Thomas LaRock | May 28, 2014
Five things to learn from Government IT’s latest challenge

Data, especially in the areas of healthcare, social welfare and biometrics, has become the centerpiece for government initiatives worldwide allowing many IT administrators to find themselves in the position of becoming an accidental database administrator. To keep up with this abundance of information, Singapore has developed a data portal called Data Gov to manage the demand for data sets from 60 government agencies. However, with its introduction, IT administrators may be stretched to do a job that was not meant for them which may cause issues in the long run. A recent survey conducted by SolarWinds found that most IT organizations haven't added any new headcount in the last two years resulting in many federal IT administrators becoming, by default, accidental database administrators (DBAs).

Maintaining mission-critical databases can be a stressful job.

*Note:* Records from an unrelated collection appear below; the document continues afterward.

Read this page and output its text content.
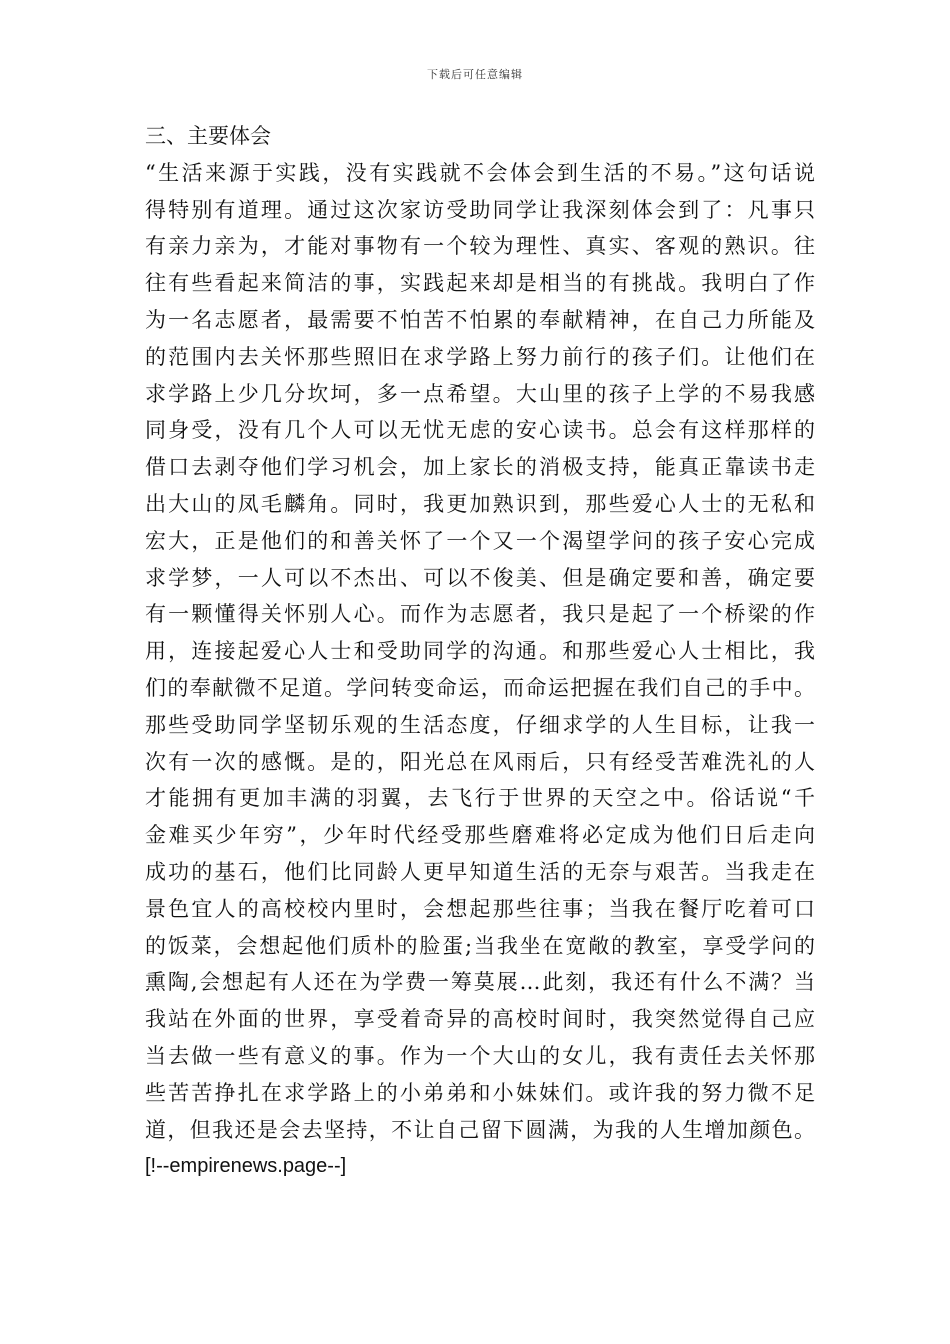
下载后可任意编辑
三、主要体会
“生活来源于实践，没有实践就不会体会到生活的不易。”这句话说
得特别有道理。通过这次家访受助同学让我深刻体会到了：凡事只
有亲力亲为，才能对事物有一个较为理性、真实、客观的熟识。往
往有些看起来简洁的事，实践起来却是相当的有挑战。我明白了作
为一名志愿者，最需要不怕苦不怕累的奉献精神，在自己力所能及
的范围内去关怀那些照旧在求学路上努力前行的孩子们。让他们在
求学路上少几分坎坷，多一点希望。大山里的孩子上学的不易我感
同身受，没有几个人可以无忧无虑的安心读书。总会有这样那样的
借口去剥夺他们学习机会，加上家长的消极支持，能真正靠读书走
出大山的凤毛麟角。同时，我更加熟识到，那些爱心人士的无私和
宏大，正是他们的和善关怀了一个又一个渴望学问的孩子安心完成
求学梦，一人可以不杰出、可以不俊美、但是确定要和善，确定要
有一颗懂得关怀别人心。而作为志愿者，我只是起了一个桥梁的作
用，连接起爱心人士和受助同学的沟通。和那些爱心人士相比，我
们的奉献微不足道。学问转变命运，而命运把握在我们自己的手中。
那些受助同学坚韧乐观的生活态度，仔细求学的人生目标，让我一
次有一次的感慨。是的，阳光总在风雨后，只有经受苦难洗礼的人
才能拥有更加丰满的羽翼，去飞行于世界的天空之中。俗话说“千
金难买少年穷”，少年时代经受那些磨难将必定成为他们日后走向
成功的基石，他们比同龄人更早知道生活的无奈与艰苦。当我走在
景色宜人的高校校内里时，会想起那些往事；当我在餐厅吃着可口
的饭菜，会想起他们质朴的脸蛋;当我坐在宽敞的教室，享受学问的
熏陶,会想起有人还在为学费一筹莫展…此刻，我还有什么不满？当
我站在外面的世界，享受着奇异的高校时间时，我突然觉得自己应
当去做一些有意义的事。作为一个大山的女儿，我有责任去关怀那
些苦苦挣扎在求学路上的小弟弟和小妹妹们。或许我的努力微不足
道，但我还是会去坚持，不让自己留下圆满，为我的人生增加颜色。
[!--empirenews.page--]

As such, there are five things that administrators should understand and embrace if they're to be successful, especially for those who are new to the role:

1. Grow "soft skills." DBAs' responsibilities are often regarded as "hard skills" - teachable abilities. But, as IT continues to evolve, DBAs will have to hone their "soft skills," such as the ability to understand overall agency objectives and communicate effectively with other teams. They need to soak up what the organization needs as a whole, and apply that knowledge to IT's goals. It's a tricky thing, especially for those who are used to working in siloes, but it's also a necessity, especially for administrators who wish to continue to advance their career paths.

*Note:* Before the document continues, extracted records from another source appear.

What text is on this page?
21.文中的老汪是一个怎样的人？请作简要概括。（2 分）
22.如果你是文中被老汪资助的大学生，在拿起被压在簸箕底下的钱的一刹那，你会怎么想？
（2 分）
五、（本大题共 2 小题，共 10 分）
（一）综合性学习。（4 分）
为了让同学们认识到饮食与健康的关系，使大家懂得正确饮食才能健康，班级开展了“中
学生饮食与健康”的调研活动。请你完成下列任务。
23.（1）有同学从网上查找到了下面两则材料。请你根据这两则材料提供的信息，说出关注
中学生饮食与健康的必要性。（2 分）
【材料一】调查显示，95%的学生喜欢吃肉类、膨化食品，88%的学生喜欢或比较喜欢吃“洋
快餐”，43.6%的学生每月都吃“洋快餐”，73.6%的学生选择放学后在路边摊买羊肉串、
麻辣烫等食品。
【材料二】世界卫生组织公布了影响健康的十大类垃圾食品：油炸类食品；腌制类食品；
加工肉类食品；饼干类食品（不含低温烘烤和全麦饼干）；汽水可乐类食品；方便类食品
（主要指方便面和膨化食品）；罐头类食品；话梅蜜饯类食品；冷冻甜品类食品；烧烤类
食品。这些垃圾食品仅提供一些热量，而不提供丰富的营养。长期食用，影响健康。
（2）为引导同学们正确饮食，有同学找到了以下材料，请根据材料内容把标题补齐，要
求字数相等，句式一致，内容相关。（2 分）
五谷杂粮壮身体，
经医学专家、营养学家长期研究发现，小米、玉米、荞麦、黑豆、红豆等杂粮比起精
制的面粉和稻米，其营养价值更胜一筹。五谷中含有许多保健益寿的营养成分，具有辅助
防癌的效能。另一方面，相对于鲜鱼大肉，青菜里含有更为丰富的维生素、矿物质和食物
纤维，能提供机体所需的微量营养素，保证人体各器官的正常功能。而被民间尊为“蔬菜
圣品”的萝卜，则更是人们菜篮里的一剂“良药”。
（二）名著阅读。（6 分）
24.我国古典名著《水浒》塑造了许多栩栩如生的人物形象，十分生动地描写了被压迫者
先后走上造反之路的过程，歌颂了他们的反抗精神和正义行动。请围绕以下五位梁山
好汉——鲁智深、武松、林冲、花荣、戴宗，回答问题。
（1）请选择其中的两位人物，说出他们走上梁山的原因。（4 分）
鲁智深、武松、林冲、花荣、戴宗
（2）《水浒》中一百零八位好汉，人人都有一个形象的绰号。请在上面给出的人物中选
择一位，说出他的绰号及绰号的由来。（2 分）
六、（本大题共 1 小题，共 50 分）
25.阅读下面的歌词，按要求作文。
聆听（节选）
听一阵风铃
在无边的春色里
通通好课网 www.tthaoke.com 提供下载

2. Become a security expert. DBAs' roles revolve around accessing the data and keeping track of what happens to it. This is obviously critically important in the government space, where security is paramount to everything. Government agencies are continually monitoring for security breaches, particularly in today's BYOD environment. DBAs need to possess the knowledge to recognize potential breaches and react quickly when a breach occurs.

3. Know how to maintain availability and continuity. Agency employees need access to data at all times, making maintaining data availability and business continuity a priority. DBAs need to understand which systems absolutely need to be available 24/7, and which can afford to have some downtime. This involves knowing Recovery Point Objectives (RPO) - the age of files that must be recovered from backup storage in case of failure - and Recovery Time Objectives (RTO) - how long a DBA has to recover and restore processes after a failure. Deep understanding of each can lead to minimal disruption.

4.  Understand the cloud.  It's not enough for DBAs to understand just data - they need to understand architecture, virtualization, infrastructure, and cloud technologies. This includes working knowledge of the benefits of Infrastructure-as-a-Service, Software-as-a-Service, and more. DBAs need to be more than caretakers; they need to be on the cutting edge, learning and exploring new cloud technologies, which are the future of agency IT and data management.